For those less musically inclined, might I suggest saying it with a book? After all, Ryan Reynolds finding and returning Isla Fisher’s long-lost copy of Jane Eyre in Definitely Maybe is romantic as heck. But it is important to consider what the book you’re gifting your special someone is saying. (Kafka’s Metamorphosis, while romantic to some, might end up being more like gifting a Czechoslovakian football! If you understand this reference, please be my Valentine.)
To help you out, here are some book recommendations to gift your person—depending on what you’re trying to tell them.
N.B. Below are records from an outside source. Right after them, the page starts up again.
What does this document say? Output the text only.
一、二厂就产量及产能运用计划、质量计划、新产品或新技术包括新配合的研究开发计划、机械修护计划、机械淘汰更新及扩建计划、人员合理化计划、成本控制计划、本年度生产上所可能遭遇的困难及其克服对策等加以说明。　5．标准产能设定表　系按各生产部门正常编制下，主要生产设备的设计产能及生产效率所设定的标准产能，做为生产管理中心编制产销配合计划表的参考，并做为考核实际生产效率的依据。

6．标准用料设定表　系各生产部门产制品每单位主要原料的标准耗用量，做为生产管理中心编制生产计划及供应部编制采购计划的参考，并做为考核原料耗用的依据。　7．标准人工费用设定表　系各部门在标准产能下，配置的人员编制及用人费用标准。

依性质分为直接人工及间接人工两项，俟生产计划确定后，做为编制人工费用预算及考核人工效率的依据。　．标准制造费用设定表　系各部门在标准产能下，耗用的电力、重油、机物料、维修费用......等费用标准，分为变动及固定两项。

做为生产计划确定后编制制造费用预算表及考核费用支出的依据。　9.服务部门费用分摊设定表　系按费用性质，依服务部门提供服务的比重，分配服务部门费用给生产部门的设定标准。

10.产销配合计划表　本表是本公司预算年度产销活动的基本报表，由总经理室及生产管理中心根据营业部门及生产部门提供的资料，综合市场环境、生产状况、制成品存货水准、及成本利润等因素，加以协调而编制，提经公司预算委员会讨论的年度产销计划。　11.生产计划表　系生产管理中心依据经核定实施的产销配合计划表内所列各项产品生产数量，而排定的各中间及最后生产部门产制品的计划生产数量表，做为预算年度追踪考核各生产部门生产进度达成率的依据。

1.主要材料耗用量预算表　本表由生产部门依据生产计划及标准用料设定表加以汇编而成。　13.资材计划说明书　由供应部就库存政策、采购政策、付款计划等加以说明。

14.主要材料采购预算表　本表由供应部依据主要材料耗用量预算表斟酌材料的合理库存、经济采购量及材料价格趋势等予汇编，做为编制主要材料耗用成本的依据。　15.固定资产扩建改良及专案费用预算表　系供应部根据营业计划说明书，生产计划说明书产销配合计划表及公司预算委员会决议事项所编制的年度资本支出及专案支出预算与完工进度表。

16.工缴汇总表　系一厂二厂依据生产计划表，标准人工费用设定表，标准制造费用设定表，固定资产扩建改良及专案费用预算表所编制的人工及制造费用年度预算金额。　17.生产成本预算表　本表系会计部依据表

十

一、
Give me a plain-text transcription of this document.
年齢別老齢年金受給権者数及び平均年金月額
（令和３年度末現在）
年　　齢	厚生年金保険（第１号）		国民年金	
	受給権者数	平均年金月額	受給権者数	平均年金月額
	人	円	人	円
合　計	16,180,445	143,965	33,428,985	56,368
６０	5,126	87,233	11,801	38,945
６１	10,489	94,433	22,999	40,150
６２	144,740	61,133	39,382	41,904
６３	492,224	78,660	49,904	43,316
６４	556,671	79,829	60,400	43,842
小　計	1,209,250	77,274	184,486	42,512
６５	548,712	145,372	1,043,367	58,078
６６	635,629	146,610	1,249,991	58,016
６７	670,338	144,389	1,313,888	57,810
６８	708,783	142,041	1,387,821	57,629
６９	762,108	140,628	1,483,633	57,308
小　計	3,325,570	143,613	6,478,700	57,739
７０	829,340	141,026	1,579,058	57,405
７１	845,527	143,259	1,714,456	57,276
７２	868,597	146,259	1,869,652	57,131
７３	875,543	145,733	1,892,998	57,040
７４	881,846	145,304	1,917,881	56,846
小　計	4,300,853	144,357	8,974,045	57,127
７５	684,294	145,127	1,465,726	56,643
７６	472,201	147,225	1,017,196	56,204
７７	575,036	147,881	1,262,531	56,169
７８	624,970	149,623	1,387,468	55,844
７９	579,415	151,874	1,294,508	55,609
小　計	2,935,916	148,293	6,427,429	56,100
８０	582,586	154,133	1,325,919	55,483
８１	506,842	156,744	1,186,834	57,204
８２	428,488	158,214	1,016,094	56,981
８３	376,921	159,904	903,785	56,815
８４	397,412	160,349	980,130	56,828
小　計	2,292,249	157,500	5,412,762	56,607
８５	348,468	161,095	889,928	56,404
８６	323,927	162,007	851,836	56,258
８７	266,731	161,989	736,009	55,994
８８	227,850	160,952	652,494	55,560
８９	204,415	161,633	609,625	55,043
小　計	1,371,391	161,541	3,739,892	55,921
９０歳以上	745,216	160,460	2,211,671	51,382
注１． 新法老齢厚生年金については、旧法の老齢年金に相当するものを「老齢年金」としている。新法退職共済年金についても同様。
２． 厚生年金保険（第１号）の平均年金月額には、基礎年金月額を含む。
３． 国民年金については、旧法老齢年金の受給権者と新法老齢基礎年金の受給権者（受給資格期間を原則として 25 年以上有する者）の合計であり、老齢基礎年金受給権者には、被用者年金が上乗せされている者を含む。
Happy Valentine’s Day, everybody.
XOXO.
“You are really weird and I am into it.”
Someone Who Will Love You in All Your Damaged Glory by Raphael Bob-Waksberg
(Knopf)
From the creator of Bojack Horseman, Someone Who Will Love You in All Your Damaged Glory is a madcap collection of short stories showcasing love in a surreal, laugh-out-loud funny way. (See for yourself.) Raphael Bob-Waksberg can dream up the most absurd situations and stick with them till the bitter end. My personal favorite story in the collection, “A Most Blessed and Auspicious Occassion,” follows a young betrothed couple planning their wedding in a world that expects goat slaughter (!!) at the ceremony and something called “the Dance of the Cuckolded Woodland Sprite” (??). Enjoy.
“I want to conduct our entire relationship over email.”
The Idiot by Elif Batuman
(Penguin Press)
Maybe you were hoping for a love letter today. Maybe you love You’ve Got Mail, or you hate that stamps are now 55 cents, or you wish it was still 1995, so you are pivoting strictly to love emails. Either way, nothing says “baby, let’s get this correspondence going” quite like Elif Batuman’s The Idiot, which explores the relationship between Selin, the daughter of Turkish immigrants in her first year at Harvard, and Ivan, a slightly older math student from Hungary. (Also acceptable: starting the digital distance early and emailing your special person a PDF of the book.)
“You, coworker, are hot. Let’s make some bad decisions in a walk-in freezer that we will certainly regret later.”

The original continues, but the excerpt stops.